Für das Landesprüfungsamt in Mainz ist es die zweite Pleite in Folge, eine junge Juristin aus Trier kann hingegen aufatmen. Dass sie bei ihrer mündlichen Prüfung im zweiten Staatsexamen von ihrer Liaison mit einem Jura-Professor profitiert haben könnte, konnten ihr die Richter des Oberverwaltungsgerichts in Koblenz nicht nachweisen. So lässt sich die Entscheidung des OVG in dem pikanten Fall auch auf den Nenner bringen: Im Zweifel für die Klägerin. Geklagt hatte sie gegen eine Anordnung des Prüfungsamts, die Leistung nachträglich abzuerkennen und die Prüfung zu wiederholen. Für eine solche Maßnahme reiche eine „gewisse Wahrscheinlichkeit für eine Täuschungshandlung“ nicht aus, befanden die Richter.

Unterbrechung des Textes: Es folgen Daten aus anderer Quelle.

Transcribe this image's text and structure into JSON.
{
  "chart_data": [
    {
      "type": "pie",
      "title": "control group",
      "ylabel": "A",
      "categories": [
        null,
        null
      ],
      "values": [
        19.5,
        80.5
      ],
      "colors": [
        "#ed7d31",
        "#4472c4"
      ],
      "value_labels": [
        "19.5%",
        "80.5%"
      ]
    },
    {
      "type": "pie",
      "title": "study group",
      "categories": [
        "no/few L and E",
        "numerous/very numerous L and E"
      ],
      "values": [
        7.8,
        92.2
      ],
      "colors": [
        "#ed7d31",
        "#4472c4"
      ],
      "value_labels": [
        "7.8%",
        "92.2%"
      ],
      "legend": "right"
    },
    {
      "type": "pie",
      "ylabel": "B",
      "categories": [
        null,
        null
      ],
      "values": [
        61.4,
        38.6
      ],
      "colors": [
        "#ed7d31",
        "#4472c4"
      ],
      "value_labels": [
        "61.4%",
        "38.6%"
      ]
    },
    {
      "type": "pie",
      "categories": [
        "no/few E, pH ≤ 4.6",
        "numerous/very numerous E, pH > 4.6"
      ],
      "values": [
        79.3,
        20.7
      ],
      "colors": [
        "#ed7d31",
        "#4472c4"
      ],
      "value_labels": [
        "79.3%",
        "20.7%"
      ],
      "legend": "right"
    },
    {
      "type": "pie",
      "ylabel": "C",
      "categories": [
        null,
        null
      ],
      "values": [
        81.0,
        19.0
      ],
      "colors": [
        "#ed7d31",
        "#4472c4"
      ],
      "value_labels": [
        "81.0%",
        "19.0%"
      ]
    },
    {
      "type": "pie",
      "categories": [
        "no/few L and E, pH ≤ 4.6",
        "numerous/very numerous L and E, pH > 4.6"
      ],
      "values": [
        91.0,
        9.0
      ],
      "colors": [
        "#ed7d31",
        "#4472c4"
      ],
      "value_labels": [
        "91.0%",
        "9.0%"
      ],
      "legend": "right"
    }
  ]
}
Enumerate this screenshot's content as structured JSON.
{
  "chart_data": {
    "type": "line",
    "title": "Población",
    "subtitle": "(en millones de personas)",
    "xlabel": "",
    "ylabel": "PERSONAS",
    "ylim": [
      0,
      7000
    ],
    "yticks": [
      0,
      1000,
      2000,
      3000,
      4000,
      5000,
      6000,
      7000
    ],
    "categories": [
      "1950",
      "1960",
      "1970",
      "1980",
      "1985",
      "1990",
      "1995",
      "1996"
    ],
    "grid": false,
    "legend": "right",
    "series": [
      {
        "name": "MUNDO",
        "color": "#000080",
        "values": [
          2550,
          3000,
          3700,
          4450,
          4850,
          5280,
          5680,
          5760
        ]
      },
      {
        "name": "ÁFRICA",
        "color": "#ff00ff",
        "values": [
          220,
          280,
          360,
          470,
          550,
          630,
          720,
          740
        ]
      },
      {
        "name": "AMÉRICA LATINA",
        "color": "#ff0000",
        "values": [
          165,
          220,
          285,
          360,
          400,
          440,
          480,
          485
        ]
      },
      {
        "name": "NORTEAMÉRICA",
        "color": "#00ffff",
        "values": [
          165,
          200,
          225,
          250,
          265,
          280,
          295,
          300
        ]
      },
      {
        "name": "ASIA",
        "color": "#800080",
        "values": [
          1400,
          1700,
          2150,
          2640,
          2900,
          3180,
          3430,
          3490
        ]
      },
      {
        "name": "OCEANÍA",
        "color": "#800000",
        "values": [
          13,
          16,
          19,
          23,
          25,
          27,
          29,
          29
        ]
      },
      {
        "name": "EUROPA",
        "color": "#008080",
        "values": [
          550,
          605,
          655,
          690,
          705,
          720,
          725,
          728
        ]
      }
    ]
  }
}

TRIER/KOBLENZ. Es waren Mutmaßungen, die das Landesprüfungsamt auf den Plan riefen, und einiges sprach auch dafür, dass es bei der mündlichen Prüfung nicht mit rechten Dingen zugegangen sein konnte. Da war zunächst der Umstand, dass die Examenskandidatin mit einem Jura-Professor liiert war. Das soll vorkommen, schon des Öfteren kamen sich Studentinnen und Hochschullehrer an der Trierer Uni näher. Doch im konkreten Fall kam ein pikantes Detail hinzu: Am selben Tag und im gleichen Fach, wie die junge Frau geprüft wurde, prüfte ihr Lebensgefährte. Immerhin hatte er im Vorfeld aber darum gebeten, besagte Kandidatin nicht auch noch zu prüfen. Der Bitte, für die er dem Vernehmen nach keine Gründe angab, gab das Prüfungsamt statt.

Hätte die Jung-Juristin in der mündlichen Prüfung in ihrem Wahlfach Steuerrecht mit einem mäßigen Resultat abgeschnitten, wahrscheinlich wäre der ganze Vorgang nicht öffentlich geworden und hätte auch nicht die Gerichte beschäftigt. Doch während sie im schriftlichen Teil ihres Staatsexamens im Durchschnitt nur knapp ausreichend abgeschnitten hatte, fuhr sie nun einen fulminanten Prüfungserfolg ein: 16 Punkte, ein „sehr gut“. Da wollte manche nicht mehr an einen Zufall glauben, und auch in Mainz wurde man langsam hellhörig. Zwischenzeitlich waren an das Prüfungsamt Mutmaßungen herangetragen worden, der Kandidatin könne den Aktenvortrag für ihre Aufgabe schon im Vorfeld bekannt gewesen sein. Fakt ist: Ihr Lebensgefährte kannte die Aufgabe und deren Lösungsskizze bereits vor der Prüfung. Das hat er auch nie bestritten, doch versicherte der Jura-Professor, der inzwischen an einer Hochschule in Süddeutschland lehrt, dass er seiner Lebensgefährtin keinen Einblick in die Unterlagen gewährt hat.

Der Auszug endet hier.